For Aucklanders feeling worn-out, anxious and depressed there is therapy on the way … retail therapy.

Many businesses will have breathed a sigh of relief this afternoon.

The decision to let Aucklanders go shopping and meet for outdoor gatherings of up to 25, signals the beginning of what many hope will be another economic rebound for the city.

The firming up of November 29 for a likely move to the new traffic-light system offers a red, orange and green light at the end of the tunnel.

But will the desire to hit the mall outweigh fears of Covid in the community?

When the bars do finally open will the reality of the pandemic dampen enthusiasm to party?

There are no guarantees that we’ll see the same strength of post-lockdown rebound this time, economists say.

What we don’t yet know is how New Zealanders will behave as Delta becomes endemic.

It’s probably the biggest uncertainty facing the economy in the next 12 months, says BNZ head of research Stephen Toplis.

In a report released today Toplis argues that even though economic restrictions are easing in Auckland, the surge in consumer activity may be more muted.

“New Zealand is rapidly headed towards its days of reckoning,” he says.

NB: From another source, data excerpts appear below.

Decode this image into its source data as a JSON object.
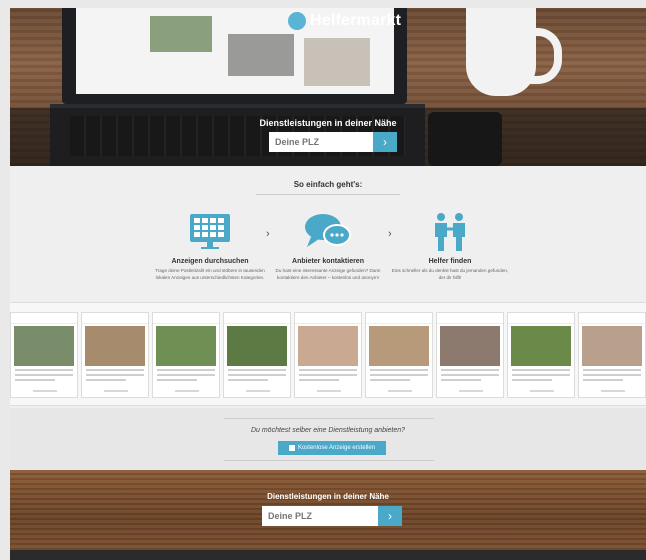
{
  "brand": {
    "name": "Helfermarkt",
    "accent": "#4aa8c9"
  },
  "hero": {
    "search_title": "Dienstleistungen in deiner Nähe",
    "search_placeholder": "Deine PLZ",
    "search_button_icon": "chevron-right-icon"
  },
  "how": {
    "title": "So einfach geht's:",
    "steps": [
      {
        "icon": "monitor-grid-icon",
        "title": "Anzeigen durchsuchen",
        "desc": "Trage deine Postleitzahl ein und stöbere in tausenden lokalen Anzeigen aus unterschiedlichsten Kategorien."
      },
      {
        "icon": "chat-bubbles-icon",
        "title": "Anbieter kontaktieren",
        "desc": "Du hast eine interessante Anzeige gefunden? Dann kontaktiere den Anbieter – kostenlos und anonym!"
      },
      {
        "icon": "two-people-icon",
        "title": "Helfer finden",
        "desc": "Eins schneller als du denkst hast du jemanden gefunden, der dir hilft!"
      }
    ],
    "arrow_glyph": "›"
  },
  "offer": {
    "question": "Du möchtest selber eine Dienstleistung anbieten?",
    "button_label": "Kostenlose Anzeige erstellen"
  },
  "bottom": {
    "search_title": "Dienstleistungen in deiner Nähe",
    "search_placeholder": "Deine PLZ"
  },
  "cards": [
    {
      "color": "#7a8d6a"
    },
    {
      "color": "#a68b6d"
    },
    {
      "color": "#6f8f55"
    },
    {
      "color": "#5d7a44"
    },
    {
      "color": "#c9a991"
    },
    {
      "color": "#b79a7a"
    },
    {
      "color": "#8c7a6e"
    },
    {
      "color": "#6b8a4a"
    },
    {
      "color": "#b9a08c"
    },
    {
      "color": "#7d8f74"
    }
  ]
}
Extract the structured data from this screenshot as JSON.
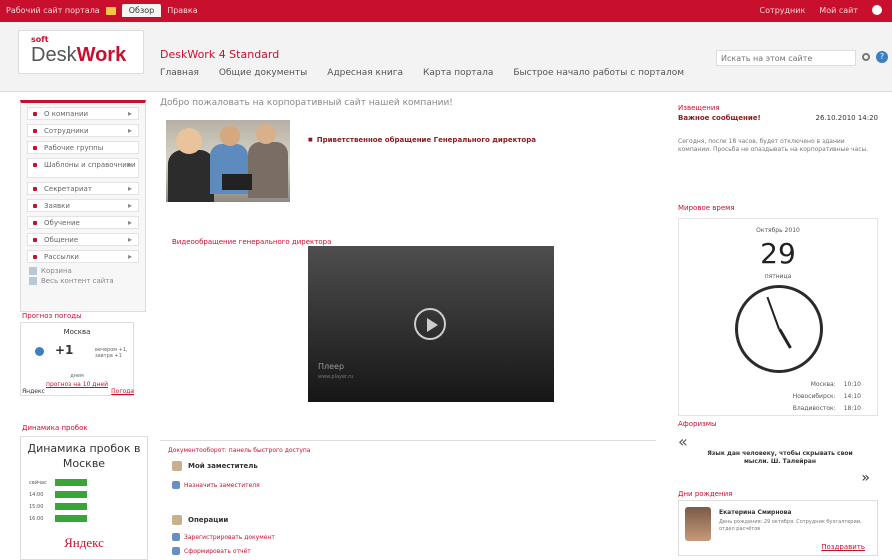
{
  "topbar": {
    "left_link": "Рабочий сайт портала",
    "tab_active": "Обзор",
    "tab_secondary": "Правка",
    "user": "Сотрудник",
    "my_site": "Мой сайт"
  },
  "header": {
    "logo_soft": "soft",
    "logo_desk": "Desk",
    "logo_work": "Work",
    "app_title": "DeskWork 4 Standard",
    "nav": [
      "Главная",
      "Общие документы",
      "Адресная книга",
      "Карта портала",
      "Быстрое начало работы с порталом"
    ],
    "search_placeholder": "Искать на этом сайте"
  },
  "sidebar": {
    "items": [
      {
        "label": "О компании"
      },
      {
        "label": "Сотрудники"
      },
      {
        "label": "Рабочие группы"
      },
      {
        "label": "Шаблоны и справочники"
      },
      {
        "label": "Секретариат"
      },
      {
        "label": "Заявки"
      },
      {
        "label": "Обучение"
      },
      {
        "label": "Общение"
      },
      {
        "label": "Рассылки"
      }
    ],
    "extra": [
      "Корзина",
      "Весь контент сайта"
    ]
  },
  "weather": {
    "title": "Прогноз погоды",
    "city": "Москва",
    "temp": "+1",
    "details": "вечером +1, завтра +1",
    "more_prefix": "днем",
    "more_link": "прогноз на 10 дней",
    "footer_left": "Яндекс",
    "footer_right": "Погода"
  },
  "traffic": {
    "section_title": "Динамика пробок",
    "title": "Динамика пробок в Москве",
    "rows": [
      "сейчас",
      "14:00",
      "15:00",
      "16:00"
    ],
    "brand": "Яндекс"
  },
  "main": {
    "welcome": "Добро пожаловать на корпоративный сайт нашей компании!",
    "greeting_link": "Приветственное обращение Генерального директора",
    "video_title": "Видеообращение генерального директора",
    "video_brand": "Плеер",
    "video_sub": "www.player.ru",
    "quick": {
      "title": "Документооборот: панель быстрого доступа",
      "group1_title": "Мой заместитель",
      "group1_link": "Назначить заместителя",
      "group2_title": "Операции",
      "group2_link1": "Зарегистрировать документ",
      "group2_link2": "Сформировать отчёт"
    }
  },
  "rightcol": {
    "notice_title": "Извещения",
    "notice_heading": "Важное сообщение!",
    "notice_date": "26.10.2010 14:20",
    "notice_text": "Сегодня, после 18 часов, будет отключено в здании компании. Просьба не опаздывать на корпоративные часы.",
    "clock_title": "Мировое время",
    "clock_month": "Октябрь 2010",
    "clock_day": "29",
    "clock_dow": "пятница",
    "tz": [
      {
        "city": "Москва:",
        "time": "10:10"
      },
      {
        "city": "Новосибирск:",
        "time": "14:10"
      },
      {
        "city": "Владивосток:",
        "time": "18:10"
      }
    ],
    "quote_title": "Афоризмы",
    "quote_open": "«",
    "quote_close": "»",
    "quote_text": "Язык дан человеку, чтобы скрывать свои мысли. Ш. Талейран",
    "bday_title": "Дни рождения",
    "bday_name": "Екатерина Смирнова",
    "bday_text": "День рождения: 29 октября. Сотрудник бухгалтерии, отдел расчётов",
    "bday_link": "Поздравить"
  }
}
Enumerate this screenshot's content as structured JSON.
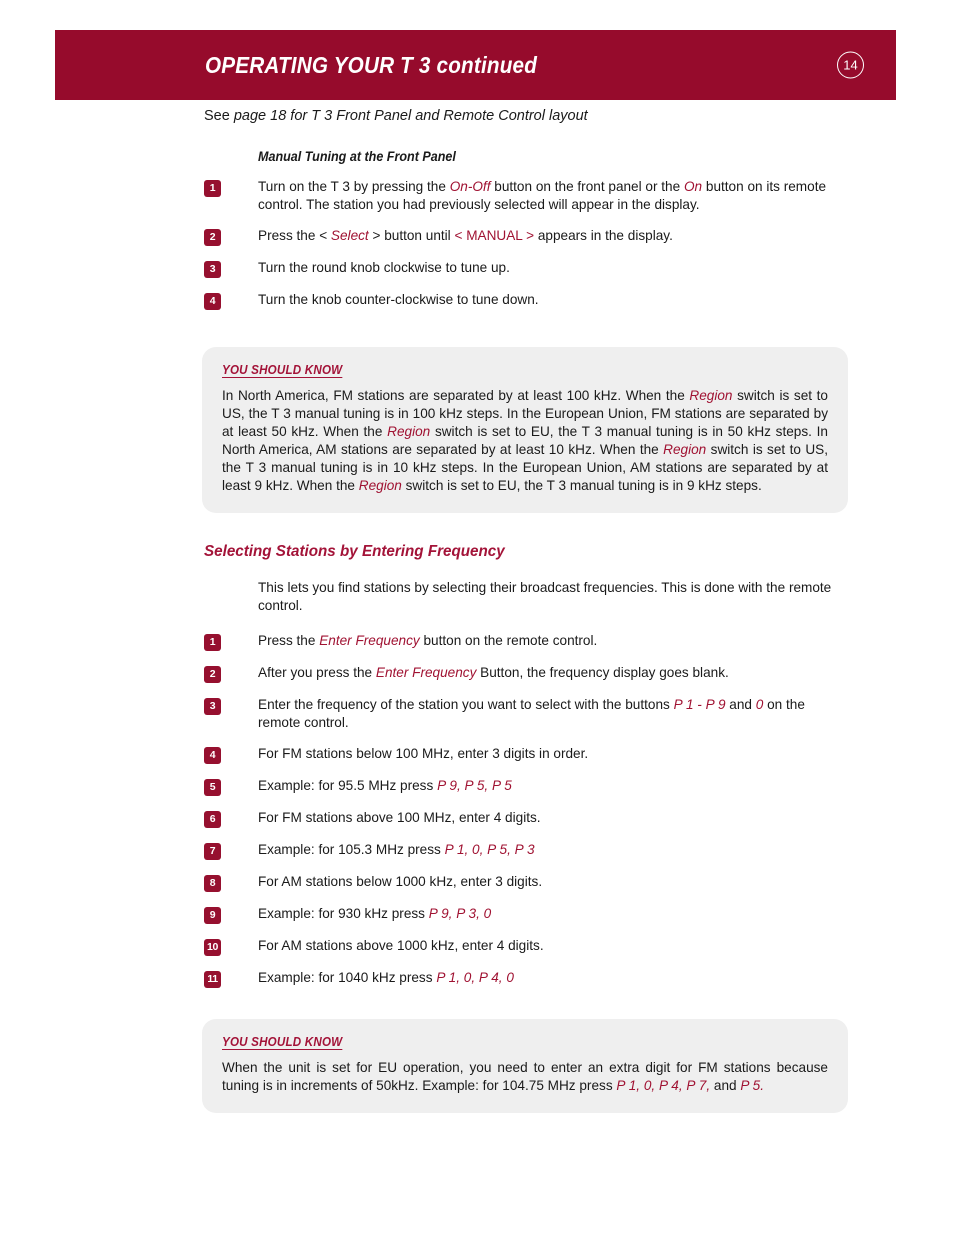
{
  "header": {
    "title": "OPERATING YOUR T 3 continued",
    "page_number": "14",
    "bar_color": "#960B2C"
  },
  "intro": {
    "prefix": "See ",
    "italic": "page 18 for T 3 Front Panel and Remote Control layout"
  },
  "section1": {
    "sub_heading": "Manual Tuning at the Front Panel",
    "steps": [
      {
        "num": "1",
        "parts": [
          {
            "t": "Turn on the T 3 by pressing the ",
            "s": "plain"
          },
          {
            "t": "On-Off",
            "s": "red-italic"
          },
          {
            "t": " button on the front panel or the ",
            "s": "plain"
          },
          {
            "t": "On",
            "s": "red-italic"
          },
          {
            "t": " button on its remote control. The station you had previously selected will appear in the display.",
            "s": "plain"
          }
        ]
      },
      {
        "num": "2",
        "parts": [
          {
            "t": "Press the < ",
            "s": "plain"
          },
          {
            "t": "Select",
            "s": "red-italic"
          },
          {
            "t": " > button until ",
            "s": "plain"
          },
          {
            "t": "< MANUAL >",
            "s": "red"
          },
          {
            "t": " appears in the display.",
            "s": "plain"
          }
        ]
      },
      {
        "num": "3",
        "parts": [
          {
            "t": "Turn the round knob clockwise to tune up.",
            "s": "plain"
          }
        ]
      },
      {
        "num": "4",
        "parts": [
          {
            "t": "Turn the knob counter-clockwise to tune down.",
            "s": "plain"
          }
        ]
      }
    ]
  },
  "ysk1": {
    "title": "YOU SHOULD KNOW",
    "parts": [
      {
        "t": "In North America, FM stations are separated by at least 100 kHz. When the ",
        "s": "plain"
      },
      {
        "t": "Region",
        "s": "red-italic"
      },
      {
        "t": " switch is set to US, the T 3 manual tuning is in 100 kHz steps. In the European Union, FM stations are separated by at least 50 kHz. When the ",
        "s": "plain"
      },
      {
        "t": "Region",
        "s": "red-italic"
      },
      {
        "t": " switch is set to EU, the T 3 manual tuning is in 50 kHz steps. In North America, AM stations are separated by at least 10 kHz. When the ",
        "s": "plain"
      },
      {
        "t": "Region",
        "s": "red-italic"
      },
      {
        "t": " switch is set to US, the T 3 manual tuning is in 10 kHz steps. In the European Union, AM stations are separated by at least 9 kHz. When the ",
        "s": "plain"
      },
      {
        "t": "Region",
        "s": "red-italic"
      },
      {
        "t": " switch is set to EU, the T 3 manual tuning is in 9 kHz steps.",
        "s": "plain"
      }
    ]
  },
  "section2": {
    "heading": "Selecting Stations by Entering Frequency",
    "lead": "This lets you find stations by selecting their broadcast frequencies. This is done with the remote control.",
    "steps": [
      {
        "num": "1",
        "parts": [
          {
            "t": "Press the ",
            "s": "plain"
          },
          {
            "t": "Enter Frequency",
            "s": "red-italic"
          },
          {
            "t": " button on the remote control.",
            "s": "plain"
          }
        ]
      },
      {
        "num": "2",
        "parts": [
          {
            "t": "After you press the ",
            "s": "plain"
          },
          {
            "t": "Enter Frequency",
            "s": "red-italic"
          },
          {
            "t": " Button, the frequency display goes blank.",
            "s": "plain"
          }
        ]
      },
      {
        "num": "3",
        "parts": [
          {
            "t": "Enter the frequency of the station you want to select with the buttons ",
            "s": "plain"
          },
          {
            "t": "P 1 - P 9",
            "s": "red-italic"
          },
          {
            "t": " and ",
            "s": "plain"
          },
          {
            "t": "0",
            "s": "red-italic"
          },
          {
            "t": " on the remote control.",
            "s": "plain"
          }
        ]
      },
      {
        "num": "4",
        "parts": [
          {
            "t": "For FM stations below 100 MHz, enter 3 digits in order.",
            "s": "plain"
          }
        ]
      },
      {
        "num": "5",
        "parts": [
          {
            "t": "Example: for 95.5 MHz press ",
            "s": "plain"
          },
          {
            "t": "P 9, P 5, P 5",
            "s": "red-italic"
          }
        ]
      },
      {
        "num": "6",
        "parts": [
          {
            "t": "For FM stations above 100 MHz, enter 4 digits.",
            "s": "plain"
          }
        ]
      },
      {
        "num": "7",
        "parts": [
          {
            "t": "Example: for 105.3 MHz press ",
            "s": "plain"
          },
          {
            "t": "P 1, 0, P 5, P 3",
            "s": "red-italic"
          }
        ]
      },
      {
        "num": "8",
        "parts": [
          {
            "t": "For AM stations below 1000 kHz, enter 3 digits.",
            "s": "plain"
          }
        ]
      },
      {
        "num": "9",
        "parts": [
          {
            "t": "Example: for 930 kHz press ",
            "s": "plain"
          },
          {
            "t": "P 9, P 3, 0",
            "s": "red-italic"
          }
        ]
      },
      {
        "num": "10",
        "parts": [
          {
            "t": "For AM stations above 1000 kHz, enter 4 digits.",
            "s": "plain"
          }
        ]
      },
      {
        "num": "11",
        "parts": [
          {
            "t": "Example: for 1040 kHz press ",
            "s": "plain"
          },
          {
            "t": "P 1, 0, P 4, 0",
            "s": "red-italic"
          }
        ]
      }
    ]
  },
  "ysk2": {
    "title": "YOU SHOULD KNOW",
    "parts": [
      {
        "t": "When the unit is set for EU operation, you need to enter an extra digit for FM stations because tuning is in increments of 50kHz. Example: for 104.75 MHz press ",
        "s": "plain"
      },
      {
        "t": "P 1, 0, P 4, P 7,",
        "s": "red-italic"
      },
      {
        "t": " and ",
        "s": "plain"
      },
      {
        "t": "P 5.",
        "s": "red-italic"
      }
    ]
  },
  "colors": {
    "brand_red": "#960B2C",
    "accent_red": "#A31338",
    "panel_gray": "#EFEFEF"
  }
}
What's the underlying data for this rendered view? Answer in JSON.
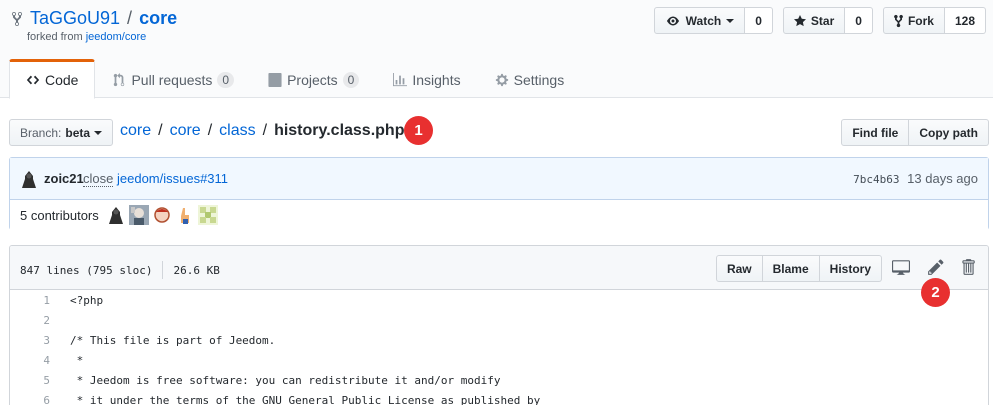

There were two extreme directions the behaviour could head towards, Toplis said.

“We could collectively accept the risks of operating in such an environment, relish our freedoms and push ahead with economic expansion; or fear could rise aggressively, domestic spending on services could collapse, labour supply could drop and the economy could retrench.”

In reality it would likely be a mix of both, he said.

At this point the business community is banking on Auckland’s highly vaccinated public heading out in force to make the most of any opportunities the new rules allow.

There was plenty of evidence for this pattern of behaviour in the crowds at beaches and parks across the city at the weekend.

But as international experience shows, that can change if the spread of the virus hits alarming peaks.

“There is still a significant chunk of the population which is still not prepared for operating in a world with Covid,” Toplis says.

For most, it was great news the economy would never go back to level 4 lockdown again, he said.

In fact even level 3 looked unlikely to be repeated again as we move into the new traffic light environment.

But the flip side of this was that, for the foreseeable future, we will not be in level 1 settings either, he said.

“For most of the world endemic Covid is now situation normal. New Zealand is yet to experience this phenomenon. We will soon be thrust headlong into a very different world.”

With the rapid rise in daily case numbers now coinciding with increasing freedoms, Auckland looks set to, once again, provide a litmus test for the nation.